A proposal first announced during Gov. Andrew Cuomo’s 2013 State of the State address came to fruition earlier this month with a request for proposals (RFP) to fund clean energy projects through New York’s newly established green bank. A green bank is a state-sponsored nonprofit lender that provides long-term, low-cost financing support. Its purpose is to increase public-private investing in clean energy while offering consumers lower-cost energy solutions, according to the Green Bank Academy.

New York’s $1 billion initiative was capitalized with initial funding of $210 million in December, including $165 million redirected from other clean-energy programs. Through the RFP, the bank seeks financing proposals from industry participants and financial institutions including energy service companies, developers, equipment manufacturers and others. Projects supported by the bank can include solar, wind and other renewable energy generation technologies. Read the press release.

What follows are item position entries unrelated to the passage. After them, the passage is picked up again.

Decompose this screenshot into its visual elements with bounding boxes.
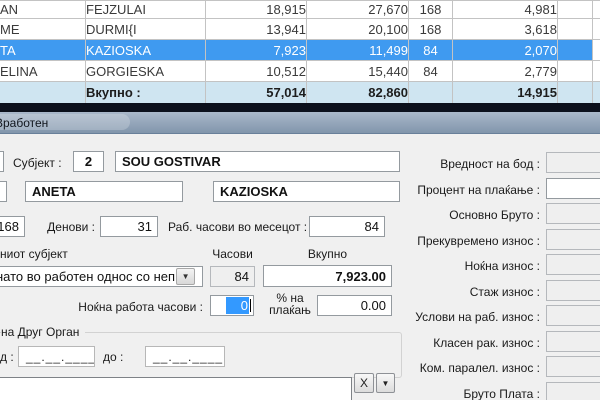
window-border (0, 103, 600, 112)
pct-field[interactable]: 0.00 (317, 295, 392, 316)
right-label: Процент на плаќање : (417, 183, 540, 197)
right-label: Прекувремено износ : (417, 234, 540, 248)
right-label: Ком. паралел. износ : (419, 361, 540, 375)
other-organ-title: на Друг Орган (1, 325, 86, 339)
dialog-titlebar[interactable]: Вработен (0, 112, 600, 134)
right-label: Вредност на бод : (440, 157, 540, 171)
clear-x-icon: X (359, 376, 368, 390)
right-label: Основно Бруто : (449, 208, 540, 222)
date-from-label: д : (0, 350, 14, 364)
month-hours-field[interactable]: 84 (309, 216, 385, 237)
right-label: Бруто Плата : (463, 387, 540, 400)
table-row[interactable]: ELINA GORGIESKA 10,512 15,440 84 2,779 (0, 60, 600, 82)
payment-percent-field[interactable] (546, 178, 600, 199)
night-hours-label: Ноќна работа часови : (78, 300, 203, 314)
employment-type-text: нато во работен однос со неп (0, 269, 176, 284)
cutoff-field (0, 181, 7, 202)
date-from-field[interactable]: __.__.____ (18, 346, 95, 367)
days-field[interactable]: 31 (100, 216, 158, 237)
right-label: Стаж износ : (469, 285, 540, 299)
total-header: Вкупно (307, 247, 348, 261)
clear-button[interactable]: X (354, 373, 374, 393)
month-hours-label: Раб. часови во месецот : (168, 220, 308, 234)
cutoff-field (0, 151, 4, 172)
gross-salary-field (546, 382, 600, 400)
subject-hours-field[interactable]: 168 (0, 216, 25, 237)
base-gross-field (546, 203, 600, 224)
pct-label: % на плаќањ (269, 291, 311, 317)
table-total-row: Вкупно : 57,014 82,860 14,915 (0, 81, 600, 103)
night-hours-field[interactable]: 0 (210, 295, 254, 316)
last-name-field[interactable]: KAZIOSKA (213, 181, 400, 202)
subject-code-field[interactable]: 2 (73, 151, 104, 172)
subject-label: Субјект : (13, 156, 62, 170)
table-row-selected[interactable]: TA KAZIOSKA 7,923 11,499 84 2,070 (0, 39, 600, 61)
selected-text: 0 (226, 297, 249, 314)
table-row[interactable]: AN FEJZULAI 18,915 27,670 168 4,981 (0, 0, 600, 19)
days-label: Денови : (47, 220, 95, 234)
date-to-label: до : (103, 350, 124, 364)
employment-type-dropdown[interactable]: нато во работен однос со неп ▼ (0, 266, 203, 287)
chevron-down-icon: ▼ (381, 378, 390, 388)
overtime-amount-field (546, 229, 600, 250)
employment-section-label: ниот субјект (0, 247, 68, 261)
bottom-combo-dropdown-button[interactable]: ▼ (376, 373, 395, 393)
bottom-combo-input[interactable] (0, 377, 352, 400)
chevron-down-icon: ▼ (176, 268, 196, 285)
text-cursor (250, 299, 251, 312)
employment-hours-field: 84 (210, 266, 255, 287)
subject-name-field[interactable]: SOU GOSTIVAR (115, 151, 400, 172)
table-row[interactable]: ME DURMI{I 13,941 20,100 168 3,618 (0, 18, 600, 40)
night-amount-field (546, 254, 600, 275)
right-label: Ноќна износ : (464, 259, 540, 273)
work-conditions-amount-field (546, 305, 600, 326)
employment-total-field: 7,923.00 (263, 265, 392, 287)
hours-header: Часови (212, 247, 253, 261)
class-lead-amount-field (546, 331, 600, 352)
date-to-field[interactable]: __.__.____ (145, 346, 225, 367)
total-label: Вкупно : (85, 81, 206, 103)
point-value-field (546, 152, 600, 173)
first-name-field[interactable]: ANETA (25, 181, 183, 202)
dialog-title: Вработен (0, 116, 49, 130)
right-label: Услови на раб. износ : (415, 310, 540, 324)
parallel-amount-field (546, 356, 600, 377)
titlebar-glow (0, 114, 130, 130)
seniority-amount-field (546, 280, 600, 301)
employee-table: AN FEJZULAI 18,915 27,670 168 4,981 ME D… (0, 0, 600, 103)
right-label: Класен рак. износ : (433, 336, 540, 350)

Connecticut was the first state to establish a green bank in 2011, but several other states have demonstrated interest. Participants from at least 11 other states wanting to establish their own green banks recently attended the first Green Bank Academy in Washington, D.C. The two-day program offered workshops and seminars for state energy and finance officials to provide them with solutions for building green banks, according to the website.

Clean energy projects often are dependent on federal tax credits and subsidies, which can expire. A timely benefit of the green bank model is the low-cost financing that in turn lowers the cost of these projects in order to make them cost-competitive with conventional technologies, according to a 2012 Brookings report on state clean energy finance banks.